Campaign launches to make city cool to young people

The campaign hopes to attract more 18 to 44 year olds without children to Norwich
- Published
A new campaign has launched to encourage young people to visit a "maverick" city.
'Old City, New Attitude' by Visit Norwich hoped to attract "pre-nesters," or people aged between 18 and 44 without children, to the Norfolk region.
The promotional video featured a poem about the "welcoming, whimsical, wild" city, as well as areas that made Norwich "unique", such as the historic market and the Cathedral. It also highlighted contemporary attractions.
Visit Norwich's Mel March told BBC Radio Norfolk: "We wanted something really powerful. We wanted to pull out all the things that make Norwich so wonderful."
As well as Norwich's medieval areas, the campaign showed the modern side of the city, with Community East's skate park in St Peter Parmentergate Church and Plantation Gardens.
"Norwich wears medieval really well, but it's complemented by contemporary," Ms March said.
"We want to put forward this time-travelling idea of journeying 900 years in a day, because that's what you can do here.
"You've got the Norman castle at one end, and the Norman Foster at the Sainsbury's Centre at the other."

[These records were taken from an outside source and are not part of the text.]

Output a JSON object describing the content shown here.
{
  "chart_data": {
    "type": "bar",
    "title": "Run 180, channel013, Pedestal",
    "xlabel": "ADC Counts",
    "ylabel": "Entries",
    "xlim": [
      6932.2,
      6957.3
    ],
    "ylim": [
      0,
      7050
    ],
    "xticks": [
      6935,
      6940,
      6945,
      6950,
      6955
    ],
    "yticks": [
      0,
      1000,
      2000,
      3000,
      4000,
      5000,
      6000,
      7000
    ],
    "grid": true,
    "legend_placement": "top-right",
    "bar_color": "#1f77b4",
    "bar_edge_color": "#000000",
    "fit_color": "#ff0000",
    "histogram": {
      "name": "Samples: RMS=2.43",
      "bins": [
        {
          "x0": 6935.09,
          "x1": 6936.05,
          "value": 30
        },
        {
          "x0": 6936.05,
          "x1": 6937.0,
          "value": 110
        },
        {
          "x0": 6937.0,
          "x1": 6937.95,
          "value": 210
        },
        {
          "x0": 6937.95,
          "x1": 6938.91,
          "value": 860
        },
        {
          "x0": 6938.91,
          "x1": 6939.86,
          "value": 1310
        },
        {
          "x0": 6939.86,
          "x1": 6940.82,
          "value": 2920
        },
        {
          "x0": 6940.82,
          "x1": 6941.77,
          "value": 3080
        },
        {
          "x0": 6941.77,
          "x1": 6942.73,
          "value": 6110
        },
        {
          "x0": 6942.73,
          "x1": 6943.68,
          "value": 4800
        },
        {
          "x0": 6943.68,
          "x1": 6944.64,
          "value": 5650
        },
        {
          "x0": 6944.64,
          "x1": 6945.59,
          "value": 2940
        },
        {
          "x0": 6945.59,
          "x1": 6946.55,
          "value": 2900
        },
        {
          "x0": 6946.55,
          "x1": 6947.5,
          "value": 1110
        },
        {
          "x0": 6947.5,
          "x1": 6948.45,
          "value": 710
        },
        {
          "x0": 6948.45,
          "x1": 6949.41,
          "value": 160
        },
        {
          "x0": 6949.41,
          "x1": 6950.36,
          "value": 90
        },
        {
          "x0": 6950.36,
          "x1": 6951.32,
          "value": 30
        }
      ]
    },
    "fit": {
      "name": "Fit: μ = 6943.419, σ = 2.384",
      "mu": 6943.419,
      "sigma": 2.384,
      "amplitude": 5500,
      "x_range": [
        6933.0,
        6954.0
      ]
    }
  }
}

The promotional video features both historic and contemporary aspects of the city centre
Ms March said the campaign aimed to inspire people and show them what the city has to offer.
She said: "Our job is to show people what they can do here, to give them things that they weren't expecting.
"When you go to a new destination, you want to discover more than you've got at home, and you want to do different things."
Stefan Gurney from the Norwich Business Improvement District said that the campaign had reached 300,000 people within its first week.
"One week in, we've already seen 65,000 organic hits just on Instagram and 8,500 click-throughs," he said.

The team at Visit Norwich said they hoped to change perceptions through the campaign
Mr Gurney said they had decided to focus on the "pre-nester" demographic as research showed that they had no "preconceptions of Norwich".
"The standard knowledge [of the city] is Colman's Mustard, the UEA [University of East Anglia] and obviously the football team as well.
"We can try to change perceptions, and that's the demographic that are very able to move, to come to different places, to see things, and have the time and some of the disposable income to make those decisions."
He said that the video was made to highlight how Norwich was perceived by its residents.
"When people see the advert, they relate to that as a space that they understand Norwich to be and how they would like it to be perceived outside Norwich.
"We need to change perceptions to get people here."